Nomura Joins Peers Predicting Fed To Cut Rates This Week
Nomura became the latest global brokerage to forecast a 25 basis point cut by the Federal Reserve at its December policy meeting, citing dovish signals from Fed officials, softer U.S. data, and market pricing that has increased the odds of easing. The expectation matters because the size of the move and the wording of Fed guidance will shape markets and determine whether this begins a broader path of rate reductions in 2026.
Nomura said on Monday that it now expects the U.S. Federal Reserve to lower its policy rate by 25 basis points at the December meeting, joining a string of major brokerages that have shifted toward anticipating the first cut after an extended period of monetary restraint. The brokerage pointed to dovish commentary from key Fed officials, weaker than expected U.S. economic signals, and market prices that have ramped up the probability of a December reduction.
The decision remains close in Nomura's view, and the firm flagged the likelihood of multiple dissents on the Federal Open Market Committee. Some policymakers are expected to oppose a cut, creating the potential for a split vote that could complicate the Fed's message. Nomura emphasized that while a December cut is now widely priced in, the margin and the committee's policy language will be scrutinized for clues about the timing and scale of any further easing in 2026.
Markets have reacted to shifting expectations over the past weeks, with risk assets and interest rate sensitive sectors moving to price a lower path for borrowing costs. A 25 basis point reduction would be the first explicit easing move after an extended period of rate increases, and it would immediately influence mortgage rates, corporate borrowing costs, and the relative attractiveness of U.S. assets to international investors. Traders and portfolio managers will be particularly attentive to how the Fed describes the outlook for inflation and labor market slack, because that wording will determine whether markets see December as the start of a gradual easing cycle or a one off adjustment.

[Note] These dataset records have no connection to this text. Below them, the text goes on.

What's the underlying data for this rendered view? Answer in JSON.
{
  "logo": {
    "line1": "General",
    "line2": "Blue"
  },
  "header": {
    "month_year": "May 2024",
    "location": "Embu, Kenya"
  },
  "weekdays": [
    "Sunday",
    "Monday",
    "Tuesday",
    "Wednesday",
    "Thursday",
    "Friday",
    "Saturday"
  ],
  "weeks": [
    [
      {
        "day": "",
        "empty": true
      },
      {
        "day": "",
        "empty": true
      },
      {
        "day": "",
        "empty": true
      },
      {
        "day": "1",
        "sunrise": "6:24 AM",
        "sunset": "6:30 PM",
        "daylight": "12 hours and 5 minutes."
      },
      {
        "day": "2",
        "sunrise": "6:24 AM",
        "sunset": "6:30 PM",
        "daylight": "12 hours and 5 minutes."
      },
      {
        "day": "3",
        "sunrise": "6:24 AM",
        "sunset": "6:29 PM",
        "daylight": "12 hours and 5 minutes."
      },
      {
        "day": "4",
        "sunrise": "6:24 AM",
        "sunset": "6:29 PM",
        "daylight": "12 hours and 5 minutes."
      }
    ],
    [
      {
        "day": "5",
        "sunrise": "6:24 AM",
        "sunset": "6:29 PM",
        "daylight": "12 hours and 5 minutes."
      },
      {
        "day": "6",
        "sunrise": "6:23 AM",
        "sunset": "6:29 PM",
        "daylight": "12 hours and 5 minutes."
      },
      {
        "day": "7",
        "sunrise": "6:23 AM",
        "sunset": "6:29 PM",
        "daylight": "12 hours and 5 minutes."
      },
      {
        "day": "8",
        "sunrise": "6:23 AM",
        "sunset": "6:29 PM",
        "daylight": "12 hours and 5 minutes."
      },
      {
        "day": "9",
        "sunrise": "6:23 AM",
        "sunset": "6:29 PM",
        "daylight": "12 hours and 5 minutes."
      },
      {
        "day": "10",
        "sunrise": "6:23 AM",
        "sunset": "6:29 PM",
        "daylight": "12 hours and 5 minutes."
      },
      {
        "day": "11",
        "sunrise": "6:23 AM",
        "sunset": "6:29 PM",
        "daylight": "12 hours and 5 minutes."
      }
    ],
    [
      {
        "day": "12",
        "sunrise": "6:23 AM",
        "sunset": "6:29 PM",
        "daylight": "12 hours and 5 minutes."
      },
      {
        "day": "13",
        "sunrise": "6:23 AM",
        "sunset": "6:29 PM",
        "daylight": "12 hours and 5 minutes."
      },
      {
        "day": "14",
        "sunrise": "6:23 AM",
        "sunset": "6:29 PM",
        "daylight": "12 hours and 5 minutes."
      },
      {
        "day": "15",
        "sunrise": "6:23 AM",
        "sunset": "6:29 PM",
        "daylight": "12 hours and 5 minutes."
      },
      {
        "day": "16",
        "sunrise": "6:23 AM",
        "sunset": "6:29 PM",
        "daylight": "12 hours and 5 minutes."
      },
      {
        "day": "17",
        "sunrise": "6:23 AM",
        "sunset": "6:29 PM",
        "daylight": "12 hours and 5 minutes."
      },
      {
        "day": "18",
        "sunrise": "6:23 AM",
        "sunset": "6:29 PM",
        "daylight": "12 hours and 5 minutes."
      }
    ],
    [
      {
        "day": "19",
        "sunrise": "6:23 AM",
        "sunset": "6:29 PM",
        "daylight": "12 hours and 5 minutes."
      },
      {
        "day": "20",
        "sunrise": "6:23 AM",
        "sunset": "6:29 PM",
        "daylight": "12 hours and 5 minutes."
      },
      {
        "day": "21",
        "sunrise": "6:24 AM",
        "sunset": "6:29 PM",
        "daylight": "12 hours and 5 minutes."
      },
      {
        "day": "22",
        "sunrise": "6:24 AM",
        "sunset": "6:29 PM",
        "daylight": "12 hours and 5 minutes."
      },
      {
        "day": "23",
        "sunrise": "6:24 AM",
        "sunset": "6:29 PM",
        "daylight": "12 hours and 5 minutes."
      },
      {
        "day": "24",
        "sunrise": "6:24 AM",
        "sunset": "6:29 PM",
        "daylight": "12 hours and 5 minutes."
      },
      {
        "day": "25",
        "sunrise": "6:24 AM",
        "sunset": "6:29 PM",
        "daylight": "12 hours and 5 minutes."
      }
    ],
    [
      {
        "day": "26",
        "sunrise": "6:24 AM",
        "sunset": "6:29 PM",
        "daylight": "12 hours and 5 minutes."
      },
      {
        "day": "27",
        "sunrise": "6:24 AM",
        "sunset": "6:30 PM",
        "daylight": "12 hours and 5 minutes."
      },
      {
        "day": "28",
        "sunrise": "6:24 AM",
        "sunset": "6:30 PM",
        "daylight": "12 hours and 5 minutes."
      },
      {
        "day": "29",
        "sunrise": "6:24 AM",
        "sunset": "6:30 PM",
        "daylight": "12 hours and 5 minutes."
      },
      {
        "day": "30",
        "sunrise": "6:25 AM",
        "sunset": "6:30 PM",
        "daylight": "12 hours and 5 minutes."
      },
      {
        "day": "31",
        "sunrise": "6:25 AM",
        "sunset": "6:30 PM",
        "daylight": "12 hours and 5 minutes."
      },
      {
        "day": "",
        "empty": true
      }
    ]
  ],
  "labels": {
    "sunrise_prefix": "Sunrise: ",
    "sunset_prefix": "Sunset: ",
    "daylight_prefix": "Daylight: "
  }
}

Policy makers face a balancing act. Softer growth data reduces near term pressure to tighten further, but the Fed continues to evaluate underlying inflation dynamics and labor market resilience. The possibility of dissent underscores divisions within the committee about how quickly to move once inflation trends appear to be moderating. If the Fed signals a cautious approach, markets may price only a limited number of cuts in 2026. If the language is more permissive about easing, expectations for multiple reductions next year would likely rise.

Economists and strategists will be parsing the Fed statement and the subsequent economic projections for changes in the median path for policy. Nomura's note highlights that the headline cut will matter less than the guidance that accompanies it. For households and businesses, the immediate effect will be a modest easing of borrowing costs if markets interpret the move as the start of an easing cycle. For investors, the greater uncertainty will be the sequence and scale of cuts in 2026, which will shape fixed income returns, equity valuations and the dollar.
As investors position ahead of the Fed meeting, Nomura and other brokerages expect attention to central bankers' communications to dominate market moves. The interplay between incoming data and Fed language will determine whether December's action is an isolated adjustment or the opening of a multi step easing phase next year.